E o negacionismo factual não é um fenômeno exclusivamente bolsonarista, mas também da sociedade que se diz "democrática" e "defensora do amor". Algumas pautas que noto um claro boicote desse público são observadas, na medida em que elas agem contra o hedonismo e a submissão às instituições dessa sociedade de classe média abastada, amiga da burguesia:
1) O consumo regular e apaixonado de cervejas e cigarros;
2) O hábito de jogar comida fora depois de umas poucas garfadas;
3) A existência de parquiletes (parklets), grotescas estruturas que atrapalham o tráfego e o estacionamento de veículos nas ruas das cidades e causam poluição visual;
4) A perigosa dicotomia da "raiva" e da "alegria" da polarização ideológica, que em nada resolve quanto aos problemas complexos de nossa sociedade;
5) As análises que apontam que o governo Lula está a serviço da burguesia e não das classes populares;
6) O eterno problema da "avenida de bairro" de Niterói, "invisível" aos próprios niteroienses, quando Rio do Ouro e Várzea das Moças, sem uma rodovia própria de ligação, dependem de uma rodovia estadual, a RJ-106, cujo tráfego atrapalha quem vai e vem de cidades distantes da Região dos Lagos;
7) O caráter fajuto da taxação dos super-ricos do governo Lula;
8) A mentira de que Uberaba, reduto de criação do gado zebu (espécie bovina mais cara do mundo), seria uma das "quatro cidades mais baratas do Brasil", mesmo tendo, entre outras coisas mais caras, uma passagem de ônibus municipal com preço superior a Rio de Janeiro e São Paulo.

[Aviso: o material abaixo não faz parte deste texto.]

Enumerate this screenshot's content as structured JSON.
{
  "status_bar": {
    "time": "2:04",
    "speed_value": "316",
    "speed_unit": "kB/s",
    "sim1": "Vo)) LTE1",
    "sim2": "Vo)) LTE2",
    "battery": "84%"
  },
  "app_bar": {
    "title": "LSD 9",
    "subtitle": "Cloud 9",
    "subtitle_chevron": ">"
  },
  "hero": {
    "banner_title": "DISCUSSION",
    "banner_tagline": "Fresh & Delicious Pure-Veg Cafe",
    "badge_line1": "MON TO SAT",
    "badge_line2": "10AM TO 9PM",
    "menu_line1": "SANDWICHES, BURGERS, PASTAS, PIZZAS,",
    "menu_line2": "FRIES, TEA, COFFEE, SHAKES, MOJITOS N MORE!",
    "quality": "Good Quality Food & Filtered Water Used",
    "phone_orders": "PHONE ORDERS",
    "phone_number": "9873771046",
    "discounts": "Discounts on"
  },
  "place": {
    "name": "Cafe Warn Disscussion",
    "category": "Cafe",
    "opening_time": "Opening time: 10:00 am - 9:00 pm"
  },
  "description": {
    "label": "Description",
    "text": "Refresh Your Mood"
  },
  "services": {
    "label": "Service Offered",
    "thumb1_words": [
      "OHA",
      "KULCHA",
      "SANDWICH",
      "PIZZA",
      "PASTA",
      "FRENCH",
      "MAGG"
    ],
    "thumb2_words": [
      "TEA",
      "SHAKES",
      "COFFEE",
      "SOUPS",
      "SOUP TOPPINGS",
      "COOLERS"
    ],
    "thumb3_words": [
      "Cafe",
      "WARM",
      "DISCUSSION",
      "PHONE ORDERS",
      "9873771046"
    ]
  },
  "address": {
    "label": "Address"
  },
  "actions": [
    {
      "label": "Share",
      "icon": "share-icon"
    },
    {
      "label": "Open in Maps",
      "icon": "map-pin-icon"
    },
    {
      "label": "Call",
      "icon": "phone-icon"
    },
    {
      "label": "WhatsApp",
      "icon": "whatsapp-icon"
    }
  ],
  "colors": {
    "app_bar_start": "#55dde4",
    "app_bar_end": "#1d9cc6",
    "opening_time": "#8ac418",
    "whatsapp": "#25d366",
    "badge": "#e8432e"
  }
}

Essas pautas são "garantia" de boicote e indiferença criminosa, de gente que sonega informação, porque não quer saber daquilo que desagrada e que, mesmo quando os problemas prejudiquem muita gente, isso não afeta a realidade solipsista dos que estão bem de vida e preferem ver os vídeos engraçados ou de mensagens piegas no Instagram (esses vídeos são chamados de reels).

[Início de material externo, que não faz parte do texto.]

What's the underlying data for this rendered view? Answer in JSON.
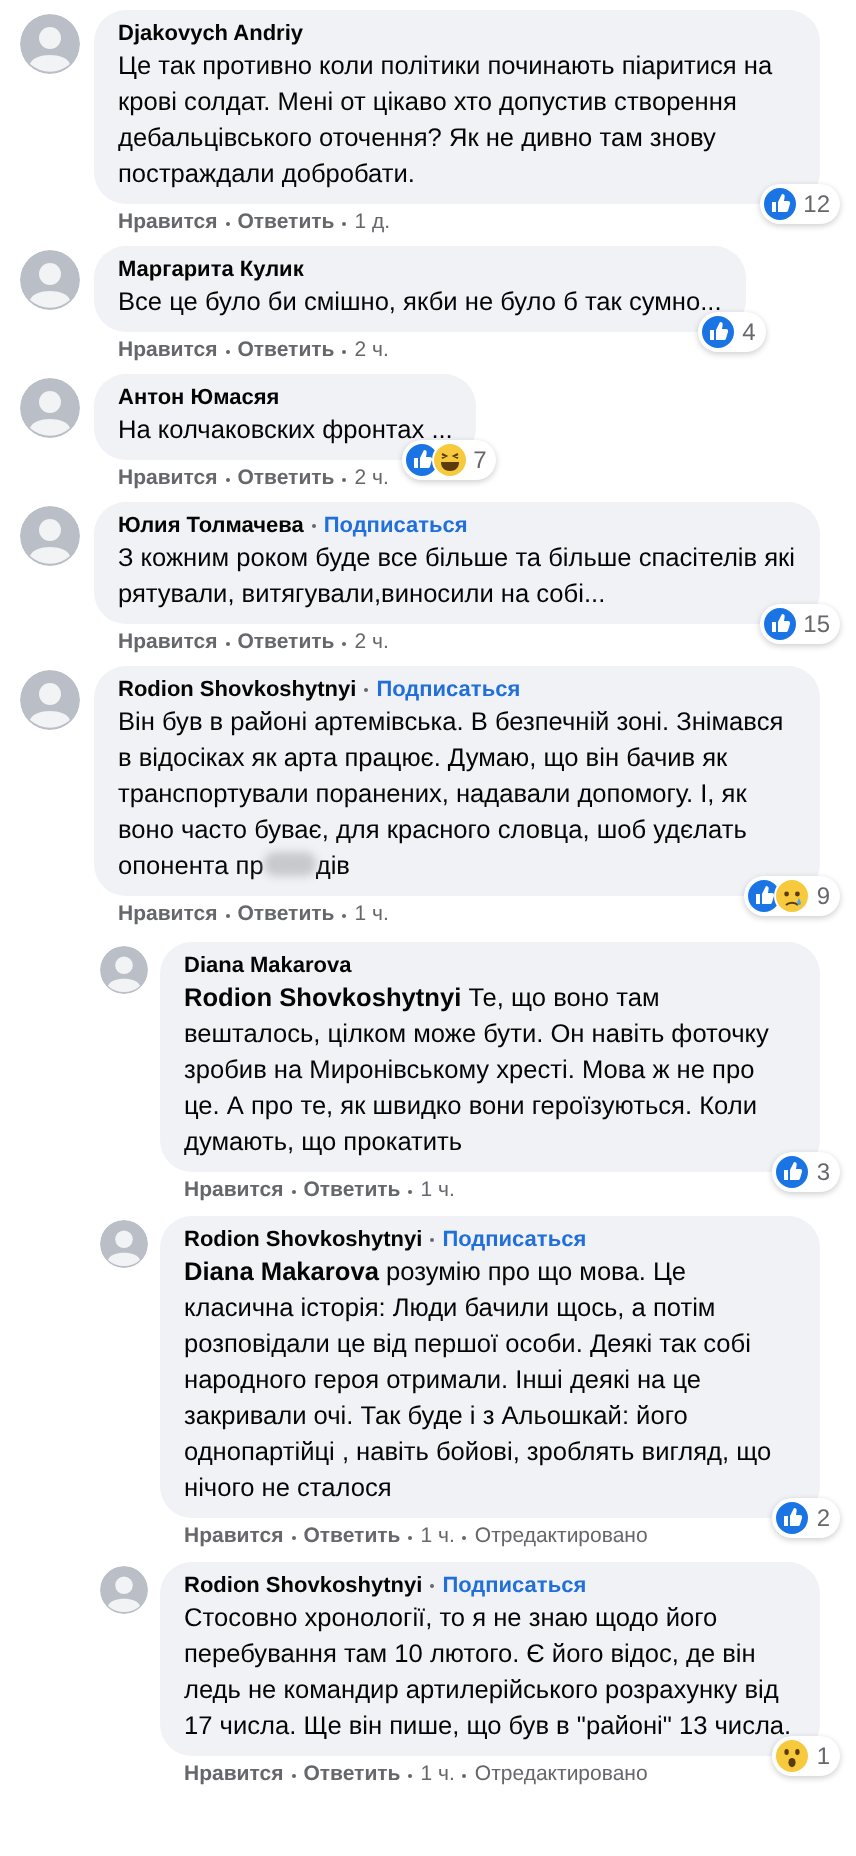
{
  "comments": [
    {
      "author": "Djakovych Andriy",
      "text": "Це так противно коли політики починають піаритися на крові солдат. Мені от цікаво хто допустив створення дебальцівського оточення? Як не дивно там знову постраждали добробати.",
      "reactions": [
        {
          "kind": "like"
        }
      ],
      "reaction_count": "12",
      "actions": {
        "like": "Нравится",
        "reply": "Ответить",
        "time": "1 д."
      }
    },
    {
      "author": "Маргарита Кулик",
      "text": "Все це було би смішно, якби не було б так сумно...",
      "reactions": [
        {
          "kind": "like"
        }
      ],
      "reaction_count": "4",
      "actions": {
        "like": "Нравится",
        "reply": "Ответить",
        "time": "2 ч."
      }
    },
    {
      "author": "Антон Юмасяя",
      "text": "На колчаковских фронтах ...",
      "reactions": [
        {
          "kind": "like"
        },
        {
          "kind": "haha"
        }
      ],
      "reaction_count": "7",
      "actions": {
        "like": "Нравится",
        "reply": "Ответить",
        "time": "2 ч."
      }
    },
    {
      "author": "Юлия Толмачева",
      "follow": "Подписаться",
      "text": "З кожним роком буде все більше та більше спасітелів які рятували, витягували,виносили на собі...",
      "reactions": [
        {
          "kind": "like"
        }
      ],
      "reaction_count": "15",
      "actions": {
        "like": "Нравится",
        "reply": "Ответить",
        "time": "2 ч."
      }
    },
    {
      "author": "Rodion Shovkoshytnyi",
      "follow": "Подписаться",
      "text": "Він був в районі артемівська. В безпечній зоні. Знімався в відосіках як арта працює. Думаю, що він бачив як транспортували поранених, надавали допомогу. І, як воно часто буває, для красного словца, шоб удєлать опонента пр",
      "text_after_blur": "дів",
      "reactions": [
        {
          "kind": "like"
        },
        {
          "kind": "sad"
        }
      ],
      "reaction_count": "9",
      "actions": {
        "like": "Нравится",
        "reply": "Ответить",
        "time": "1 ч."
      },
      "replies": [
        {
          "author": "Diana Makarova",
          "text": "**Rodion Shovkoshytnyi** Те, що воно там вешталось, цілком може бути. Он навіть фоточку зробив на Миронівському хресті. Мова ж не про це. А про те, як швидко вони героїзуються. Коли думають, що прокатить",
          "reactions": [
            {
              "kind": "like"
            }
          ],
          "reaction_count": "3",
          "actions": {
            "like": "Нравится",
            "reply": "Ответить",
            "time": "1 ч."
          }
        },
        {
          "author": "Rodion Shovkoshytnyi",
          "follow": "Подписаться",
          "text": "**Diana Makarova** розумію про що мова. Це класична історія: Люди бачили щось, а потім розповідали це від першої особи. Деякі так собі народного героя отримали. Інші деякі на це закривали очі. Так буде і з Альошкай: його однопартійці , навіть бойові, зроблять вигляд, що нічого не сталося",
          "reactions": [
            {
              "kind": "like"
            }
          ],
          "reaction_count": "2",
          "actions": {
            "like": "Нравится",
            "reply": "Ответить",
            "time": "1 ч.",
            "edited": "Отредактировано"
          }
        },
        {
          "author": "Rodion Shovkoshytnyi",
          "follow": "Подписаться",
          "text": "Стосовно хронології, то я не знаю щодо його перебування там 10 лютого. Є його відос, де він ледь не командир артилерійського розрахунку від 17 числа. Ще він пише, що був в \"районі\" 13 числа.",
          "reactions": [
            {
              "kind": "wow"
            }
          ],
          "reaction_count": "1",
          "actions": {
            "like": "Нравится",
            "reply": "Ответить",
            "time": "1 ч.",
            "edited": "Отредактировано"
          }
        }
      ]
    }
  ]
}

Muito desse cancelamento e desse negacionismo factual se deve porque a parcela mais influente da sociedade, a elite do bom atraso - a "frente ampla" que pretende "substituir" o povo brasileiro e inclui ex-pobres tornados novos-ricos, a pequena burguesia, a burguesia descolada e os famosos muito ricos - , está vivendo seu momento de protagonismo no Brasil e não quer ser contrariada no sistema de valores que desenvolve nos últimos 30 anos.

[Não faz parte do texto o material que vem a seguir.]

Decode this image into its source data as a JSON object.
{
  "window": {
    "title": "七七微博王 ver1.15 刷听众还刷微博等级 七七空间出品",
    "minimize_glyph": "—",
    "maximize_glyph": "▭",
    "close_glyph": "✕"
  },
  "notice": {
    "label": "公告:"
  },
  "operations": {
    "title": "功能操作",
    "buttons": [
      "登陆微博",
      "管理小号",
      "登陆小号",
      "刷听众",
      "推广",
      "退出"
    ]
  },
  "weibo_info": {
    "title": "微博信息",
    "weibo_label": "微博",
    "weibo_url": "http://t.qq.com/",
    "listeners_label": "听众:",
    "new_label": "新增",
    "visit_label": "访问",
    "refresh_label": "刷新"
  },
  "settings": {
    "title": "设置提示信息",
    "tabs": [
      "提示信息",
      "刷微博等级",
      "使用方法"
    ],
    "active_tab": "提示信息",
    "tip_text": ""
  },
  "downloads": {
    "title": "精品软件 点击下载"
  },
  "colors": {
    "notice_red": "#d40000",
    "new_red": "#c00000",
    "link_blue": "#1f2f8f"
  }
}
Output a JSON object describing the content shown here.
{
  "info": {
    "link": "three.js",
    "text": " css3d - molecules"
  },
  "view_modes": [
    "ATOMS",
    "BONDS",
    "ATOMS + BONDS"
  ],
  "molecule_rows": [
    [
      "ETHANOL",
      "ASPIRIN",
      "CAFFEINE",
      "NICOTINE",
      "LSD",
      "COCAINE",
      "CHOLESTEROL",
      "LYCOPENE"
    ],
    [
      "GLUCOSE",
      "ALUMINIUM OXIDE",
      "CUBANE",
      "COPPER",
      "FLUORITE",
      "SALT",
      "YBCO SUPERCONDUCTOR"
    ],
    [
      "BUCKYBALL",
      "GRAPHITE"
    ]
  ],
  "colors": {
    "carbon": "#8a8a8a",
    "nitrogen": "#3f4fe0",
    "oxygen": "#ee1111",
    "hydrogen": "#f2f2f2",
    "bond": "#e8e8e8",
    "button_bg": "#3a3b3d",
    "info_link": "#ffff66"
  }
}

Se essa elite está com a faca e o queijo nas mãos e, para farinha pouca, elas querem sua farofa primeiro, então não se pode fazer como no Primeiro Mundo, onde o questionamento crítico é socialmente estimulado e não teme derrubar totens antes inabaláveis, ou seja, fenômenos e ídolos da moda que, de repente, são "arruinados" pela repercussão das análises de um intelectual renomado.
Essa classe social que se proclama "sociedade do amor", uma aliança que destaca a burguesia descolada de hoje e as esquerdas identitárias, sempre manteve seus privilégios em contextos que, da forma que conhecemos, remetem ao período do "milagre brasileiro". A burguesia de chinelos não quer largar o osso, por isso não aceita questionamentos.
Essa "boa" sociedade prefere uma "democracia do sim", onde todos têm que estar de acordo com tudo, pois a nossa burguesia é tida como "socialmente responsável", com seus empresários e executivos brincando de ser "filósofos" em palestras da Faria Lima. Pôr em xeque as diretrizes dos que, supostamente, "mais pensam por nós e pelo Brasil", faz o internauta em busca de "boas notícias" boicotar o texto que simplesmente não lhe agrada.
Daí percebemos o quanto essa "democracia" pós-2022 não é diferente da "democracia" dos primórdios da ditadura entre 1964 e 1968. No fundo é uma "democracia" para poucos, sempre os privilegiados do dinheiro e dos bens supérfluos. Essa classe diz que "os tempos são outros", pedem "união pela democracia", mas seu negacionismo factual, que move a cultura do cancelamento brasileira, mostra que o DNA golpista ainda ferve e circula pelos sangues dessa burguesia bronzeada.